For four weeks this past summer, Busch-Grabmeyer collaborated intensely with fifteen other participants selected from across the state to hone their skills as both teachers and writers through the CRWP Summer Institute. The group showed represented teacher participants ranging from all levels of K-12 education, as well as composition instructors from CMU and SVSU. This marks the second annual summer institute for the CRWP, which was founded as a joint partnership between CMU and the National Writing Project in 2009 and is currently directed by the English Department’s Troy Hicks.

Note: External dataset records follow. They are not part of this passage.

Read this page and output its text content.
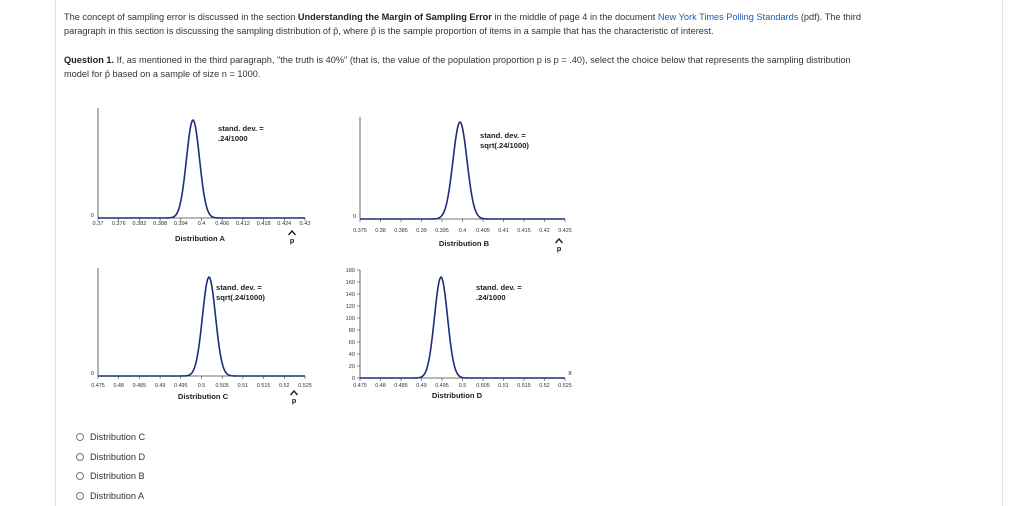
The concept of sampling error is discussed in the section Understanding the Margin of Sampling Error in the middle of page 4 in the document New York Times Polling Standards (pdf). The third
paragraph in this section is discussing the sampling distribution of p̂, where p̂ is the sample proportion of items in a sample that has the characteristic of interest.
Question 1. If, as mentioned in the third paragraph, "the truth is 40%" (that is, the value of the population proportion p is p = .40), select the choice below that represents the sampling distribution
model for p̂ based on a sample of size n = 1000.
0
0.37 0.376 0.382 0.388 0.394 0.4 0.406 0.412 0.418 0.424 0.43
stand. dev. =
.24/1000
Distribution A	p
0
0.375 0.38 0.385 0.39 0.395 0.4 0.405 0.41 0.415 0.42 0.425
stand. dev. =
sqrt(.24/1000)
Distribution B
p
0
0.475 0.48 0.485 0.49 0.495 0.5 0.505 0.51 0.515 0.52 0.525
stand. dev. =
sqrt(.24/1000)
Distribution C	p
0
20
40
60
80
100
120
140
160
180
0.475 0.48 0.485 0.49 0.495 0.5 0.505 0.51 0.515 0.52 0.525
stand. dev. =
.24/1000
Distribution D
x
Distribution C
Distribution D
Distribution B
Distribution A
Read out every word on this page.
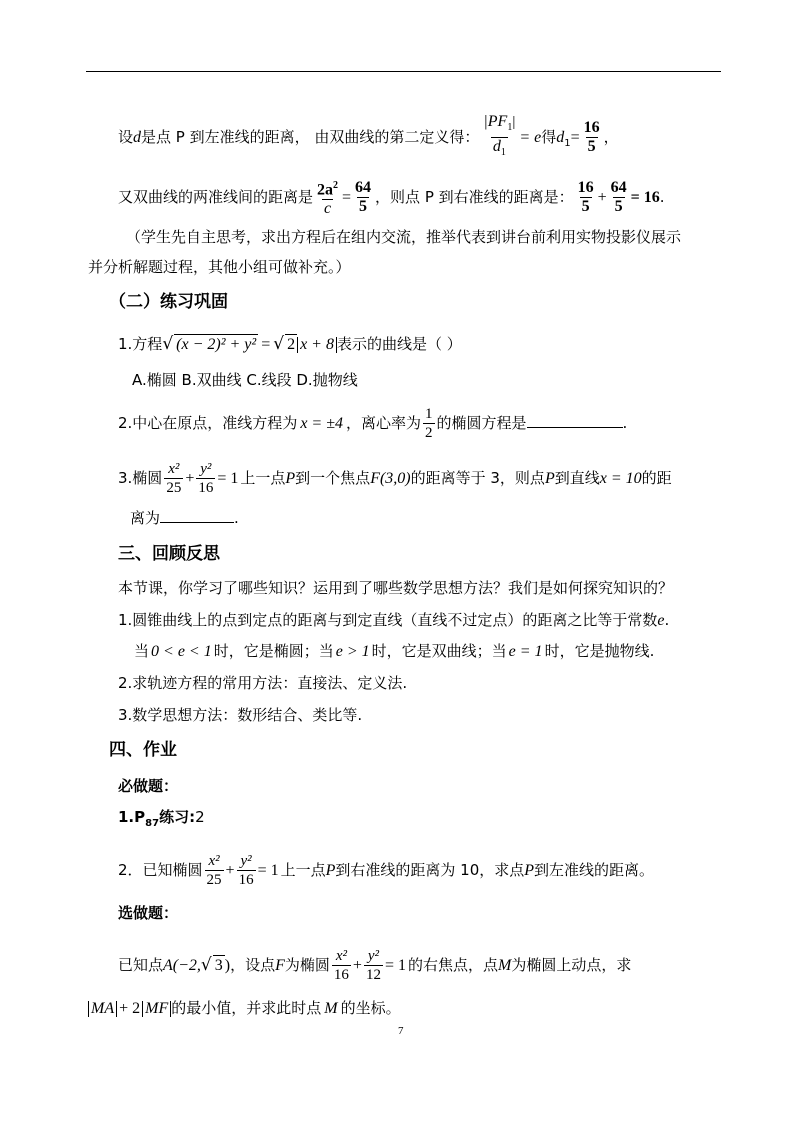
设d是点 P 到左准线的距离， 由双曲线的第二定义得： $\frac{|PF_1|}{d_1} = e$得$d_1= \frac{16}{5}$ ，
又双曲线的两准线间的距离是 $\frac{2a^2}{c} = \frac{64}{5}$ ，则点 P 到右准线的距离是： $\frac{16}{5} + \frac{64}{5} = 16$.
（学生先自主思考，求出方程后在组内交流，推举代表到讲台前利用实物投影仪展示
并分析解题过程，其他小组可做补充。）
（二）练习巩固
1.方程√ (x − 2)² + y² = √ 2 x + 8 表示的曲线是（ ）
A.椭圆 B.双曲线 C.线段 D.抛物线
2.中心在原点，准线方程为 x = ±4 ，离心率为 $\frac{1}{2}$ 的椭圆方程是	.
3.椭圆 $\frac{\text{x²}}{25} + \frac{\text{y²}}{16} = 1$ 上一点P到一个焦点F(3,0)的距离等于 3，则点P到直线x = 10的距
离为	.
三、回顾反思
本节课，你学习了哪些知识？运用到了哪些数学思想方法？我们是如何探究知识的？
1.圆锥曲线上的点到定点的距离与到定直线（直线不过定点）的距离之比等于常数e.
当 0 < e < 1 时，它是椭圆；当 e > 1 时，它是双曲线；当 e = 1 时，它是抛物线.
2.求轨迹方程的常用方法：直接法、定义法.
3.数学思想方法：数形结合、类比等.
四、作业
必做题：
$1.P_{87}$练习:2
2．已知椭圆 $\frac{\text{x²}}{25} + \frac{\text{y²}}{16} = 1$ 上一点P到右准线的距离为 10，求点P到左准线的距离。
选做题：
已知点A(−2,√ 3 )，设点F为椭圆 $\frac{\text{x²}}{16} + \frac{\text{y²}}{12} = 1$ 的右焦点，点M为椭圆上动点，求
MA + 2 MF 的最小值，并求此时点 M 的坐标。
7
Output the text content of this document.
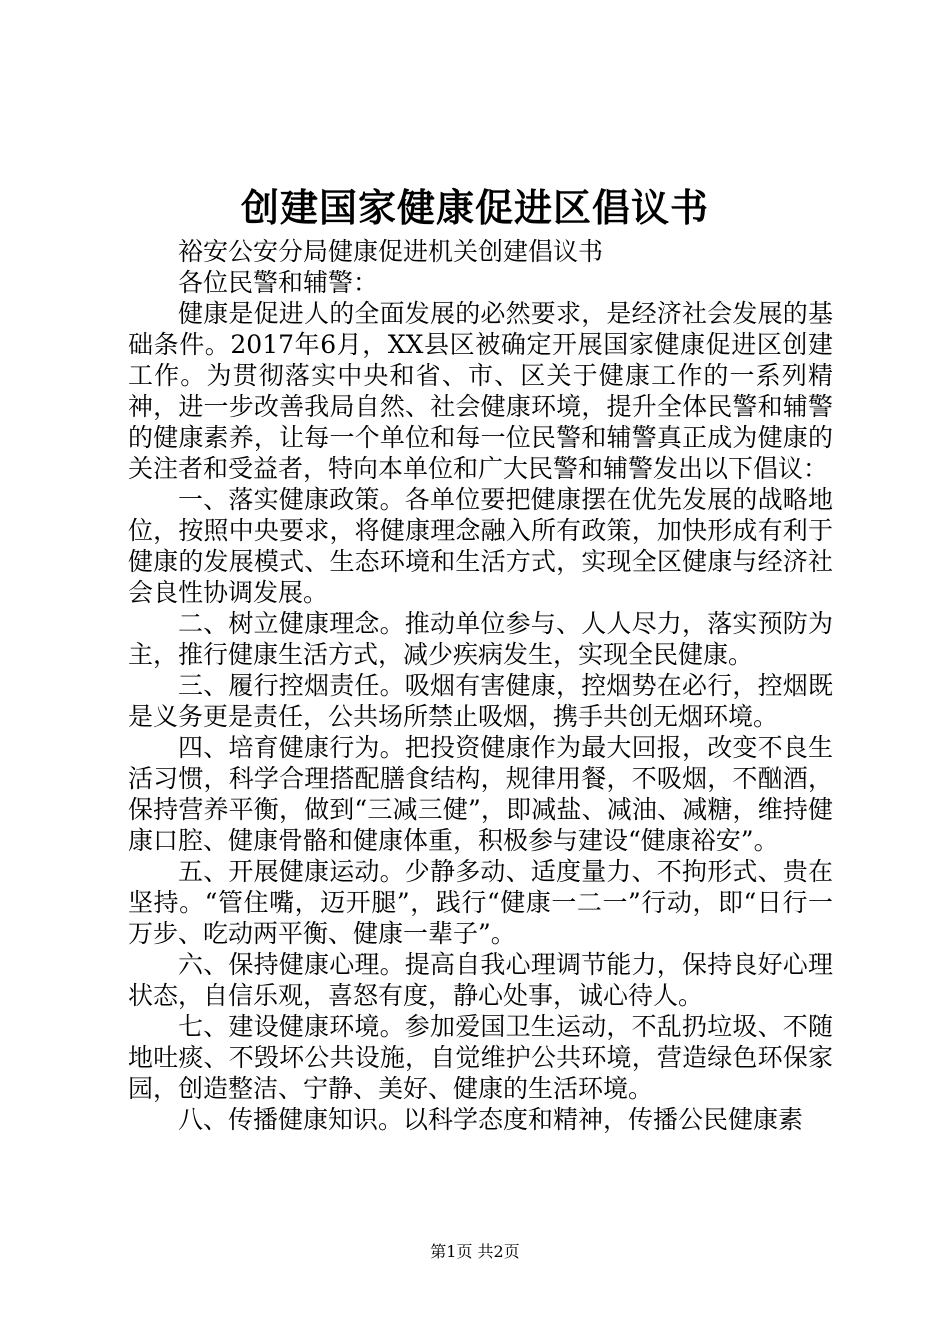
创建国家健康促进区倡议书

裕安公安分局健康促进机关创建倡议书

各位民警和辅警：

健康是促进人的全面发展的必然要求，是经济社会发展的基础条件。2017年6月，XX县区被确定开展国家健康促进区创建工作。为贯彻落实中央和省、市、区关于健康工作的一系列精神，进一步改善我局自然、社会健康环境，提升全体民警和辅警的健康素养，让每一个单位和每一位民警和辅警真正成为健康的关注者和受益者，特向本单位和广大民警和辅警发出以下倡议：

一、落实健康政策。各单位要把健康摆在优先发展的战略地位，按照中央要求，将健康理念融入所有政策，加快形成有利于健康的发展模式、生态环境和生活方式，实现全区健康与经济社会良性协调发展。

二、树立健康理念。推动单位参与、人人尽力，落实预防为主，推行健康生活方式，减少疾病发生，实现全民健康。

三、履行控烟责任。吸烟有害健康，控烟势在必行，控烟既是义务更是责任，公共场所禁止吸烟，携手共创无烟环境。

四、培育健康行为。把投资健康作为最大回报，改变不良生活习惯，科学合理搭配膳食结构，规律用餐，不吸烟，不酗酒，保持营养平衡，做到“三减三健”，即减盐、减油、减糖，维持健康口腔、健康骨骼和健康体重，积极参与建设“健康裕安”。

五、开展健康运动。少静多动、适度量力、不拘形式、贵在坚持。“管住嘴，迈开腿”，践行“健康一二一”行动，即“日行一万步、吃动两平衡、健康一辈子”。

六、保持健康心理。提高自我心理调节能力，保持良好心理状态，自信乐观，喜怒有度，静心处事，诚心待人。

七、建设健康环境。参加爱国卫生运动，不乱扔垃圾、不随地吐痰、不毁坏公共设施，自觉维护公共环境，营造绿色环保家园，创造整洁、宁静、美好、健康的生活环境。

八、传播健康知识。以科学态度和精神，传播公民健康素

第1页 共2页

For Busch-Grabmeyer, the Summer Institute has served as another step in her commitment towards continuous growth as an educator and a valuable tool in helping her meet the unique needs of her students in a technologically advancing society.
“As kids change, teaching practices change,” notes Busch-Grabmeyer. “It’s important to renew my teaching after being out of undergrad for nearly a decade.”
Busch-Grabmeyer’s commitment to innovative approaches in the classroom has paid off. She was recently interviewed for her work in bringing non-profit and privately funded technologies to her high school classroom, and has also successfully developed an online writer’s workshop with her students, using Google docs as a peer editing tool.
“My next step is to create a classroom wiki page,” explains Busch-Grabmeyer. “I’m going to be researching more with digital literacy and what it means to be a teacher and a student in 21st century writing. How should our teaching methods shift in our teaching styles today?”
Knowing her passion for both teaching and learning, Busch-Grabmeyer will be one of the nation’s teacher leaders who continue to figure out the answers to questions such as these, and continue to engage her students.